My older kids, especially DS 8, all loved finding patterns in the skip counting sequences. RightStart has you write the sequences in specific ways and then notice patterns. Like, every other number in the 2s skip counting sequence is the 4s, if you arrange the numbers of the 3s sequence in rows of 3 you add 9 every time you go straight down from a row to the next, with the multiples of 9 the 10s digit increased by 1 and the ones digit decreases by 1 each time, that kind of thing, except it went way deeper and DS 8 took it far beyond even that.

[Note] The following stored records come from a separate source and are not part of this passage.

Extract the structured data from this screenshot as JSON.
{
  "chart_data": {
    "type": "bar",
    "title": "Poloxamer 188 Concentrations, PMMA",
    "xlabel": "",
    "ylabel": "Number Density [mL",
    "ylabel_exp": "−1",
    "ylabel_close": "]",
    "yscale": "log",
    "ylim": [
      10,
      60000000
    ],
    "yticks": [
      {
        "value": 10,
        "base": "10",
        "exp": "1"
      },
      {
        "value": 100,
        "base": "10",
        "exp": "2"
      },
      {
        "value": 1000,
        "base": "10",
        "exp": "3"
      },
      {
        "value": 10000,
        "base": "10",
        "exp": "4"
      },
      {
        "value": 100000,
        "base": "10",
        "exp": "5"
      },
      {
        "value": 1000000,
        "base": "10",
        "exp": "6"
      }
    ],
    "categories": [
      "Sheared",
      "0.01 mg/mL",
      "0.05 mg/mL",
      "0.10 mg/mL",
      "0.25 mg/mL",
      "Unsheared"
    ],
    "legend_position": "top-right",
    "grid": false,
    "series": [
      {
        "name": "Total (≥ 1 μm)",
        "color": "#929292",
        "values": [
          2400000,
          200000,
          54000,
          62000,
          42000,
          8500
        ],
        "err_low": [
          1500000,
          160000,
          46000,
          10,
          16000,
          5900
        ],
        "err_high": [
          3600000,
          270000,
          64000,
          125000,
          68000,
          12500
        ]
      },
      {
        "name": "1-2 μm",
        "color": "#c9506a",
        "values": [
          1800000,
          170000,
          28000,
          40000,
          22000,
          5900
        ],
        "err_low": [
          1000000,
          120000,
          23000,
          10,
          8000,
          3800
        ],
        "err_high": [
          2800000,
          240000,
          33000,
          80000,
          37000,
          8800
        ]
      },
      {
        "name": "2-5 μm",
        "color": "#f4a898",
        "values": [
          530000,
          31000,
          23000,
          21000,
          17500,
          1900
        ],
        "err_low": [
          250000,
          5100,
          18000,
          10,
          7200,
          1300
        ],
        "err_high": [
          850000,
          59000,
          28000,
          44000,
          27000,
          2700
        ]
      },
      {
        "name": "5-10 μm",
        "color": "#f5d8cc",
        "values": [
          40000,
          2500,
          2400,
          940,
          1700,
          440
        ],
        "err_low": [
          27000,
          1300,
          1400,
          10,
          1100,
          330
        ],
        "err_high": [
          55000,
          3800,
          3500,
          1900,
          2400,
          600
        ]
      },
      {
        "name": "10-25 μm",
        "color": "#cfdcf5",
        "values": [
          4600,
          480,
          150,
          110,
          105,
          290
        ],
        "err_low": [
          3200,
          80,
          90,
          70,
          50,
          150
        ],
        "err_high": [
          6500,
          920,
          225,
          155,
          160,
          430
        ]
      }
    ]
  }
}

RS taught really solid multiplication strategies. From RS we *all* learned that the 4s are double the 2s, so you can double and double again to get a multiple of 4. The 8s are double the 4s, so you can double-double-double to get the 8s. The 5s are half the 10s. The 6s are one more grouping than the 5s (super intuitively presented distributive property: 6xa = 5xa + 1xa). The 9s are one less grouping than the 10s (again, using the distributive property without ever calling it that: 9xb = 10xb - 1xb). RS taught "check numbers", which is just the remainder when a number is divided by 9 taught from a pattern perspective. Really, everything I know about multiplication, I learned from RightStart as an adult.